But I'm erring on the side of caution here, so I'll include speech in the list of great inventions, because in every other way it is the same as the other three.  Absent the ability to speak, our ability as a species to organise ourselves and to work collectively would have been greatly diminished, and given how small and weak our ancestors were, their greatest strength was numbers.  It's true that some levels of cooperation do not require language (such as the way lionesses hunt) but with language, human tribes became a form of super-organism that could do things no other species had ever done to our knowledge.  Speech allows close cooperation to accomplish very complex goals, and the better able we are to express ourselves verbally the more complex goals we can achieve.  Speech was the ultimate "force multiplier"; it's the foundation of our civilisation and what has made us successful.

That may even have been one of the advantages the Cro-Magnons had over the Neanderthals when the Cro-Magnons boiled out of Africa between fifty and a hundred thousand years ago.  There's reason to believe that the Neanderthals didn't have the same ability to speak (through control over the organs involved) as the Cro-Magnons (that is, as modern humans, for we are essentially unchanged from those who left Africa in that second hominid invasion of the world, differing only in minor details), which would mean that though the Neanderthal were individually larger and stronger, they may not have had as great an ability to organise and thus collectively would not have been able to compete.

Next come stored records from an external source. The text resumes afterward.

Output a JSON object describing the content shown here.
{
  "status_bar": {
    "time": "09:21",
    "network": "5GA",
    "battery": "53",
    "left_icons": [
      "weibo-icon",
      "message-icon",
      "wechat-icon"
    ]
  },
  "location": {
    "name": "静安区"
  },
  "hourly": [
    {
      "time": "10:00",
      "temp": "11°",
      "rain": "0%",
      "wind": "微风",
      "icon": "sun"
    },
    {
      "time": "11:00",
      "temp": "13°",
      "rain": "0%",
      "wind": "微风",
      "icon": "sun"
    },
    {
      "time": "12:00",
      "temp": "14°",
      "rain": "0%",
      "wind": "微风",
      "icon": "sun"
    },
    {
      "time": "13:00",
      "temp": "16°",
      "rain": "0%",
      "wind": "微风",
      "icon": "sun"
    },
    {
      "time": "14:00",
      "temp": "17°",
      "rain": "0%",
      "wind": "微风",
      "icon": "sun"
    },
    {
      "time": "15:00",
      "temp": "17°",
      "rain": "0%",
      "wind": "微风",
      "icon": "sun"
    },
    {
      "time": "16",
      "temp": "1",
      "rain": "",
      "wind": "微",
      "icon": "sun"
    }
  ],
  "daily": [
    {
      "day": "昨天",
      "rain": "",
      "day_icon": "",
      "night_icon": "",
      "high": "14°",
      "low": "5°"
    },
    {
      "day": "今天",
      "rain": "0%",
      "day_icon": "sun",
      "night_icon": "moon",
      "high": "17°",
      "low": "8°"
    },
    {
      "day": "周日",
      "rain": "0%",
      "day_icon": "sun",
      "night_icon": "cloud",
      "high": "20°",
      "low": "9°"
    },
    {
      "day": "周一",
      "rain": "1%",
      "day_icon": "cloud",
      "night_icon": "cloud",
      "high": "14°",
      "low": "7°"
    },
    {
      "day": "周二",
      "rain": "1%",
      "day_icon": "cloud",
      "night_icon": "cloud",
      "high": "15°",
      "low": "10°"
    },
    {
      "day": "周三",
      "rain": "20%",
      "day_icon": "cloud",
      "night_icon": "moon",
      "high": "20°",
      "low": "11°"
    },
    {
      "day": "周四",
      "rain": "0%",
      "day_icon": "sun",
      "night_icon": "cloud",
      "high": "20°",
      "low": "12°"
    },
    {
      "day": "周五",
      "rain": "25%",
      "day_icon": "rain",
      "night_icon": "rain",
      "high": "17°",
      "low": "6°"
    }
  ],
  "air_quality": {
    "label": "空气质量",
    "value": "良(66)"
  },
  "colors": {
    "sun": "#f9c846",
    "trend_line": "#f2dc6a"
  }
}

Speech gave us the ability to communicate efficiently in small groups, a dramatic advantage.  But before writing, the only way to pass information down from generation to generation was as oral tradition, and that's both prone to cumulative distortion and also very limited in the total amount of information which can be preserved.  The largest and richest known oral traditions could easily fit on one bookshelf or one CD.  Writing broke that wide open, both because the amount of information which could be preserved was far less limited and because the transmission process down through time was much less subject to distortion.  Writing expanded the time scope of information transmission.

But in terms of spreading it around in a given time and place, it was still severely limited by the fact that each copy had to be produced, painstakingly, by hand on stone or clay tablets or parchment (processed animal skins) or papyrus.  When the Romans "published" a book, they went to a place where dozens or hundreds of literate slaves would create copies one at a time with pens.  Movable type printing was a huge improvement in the ability to make and distribute vast numbers of copies of any piece of information, and it drastically improved the ability to spread information vast distances rapidly.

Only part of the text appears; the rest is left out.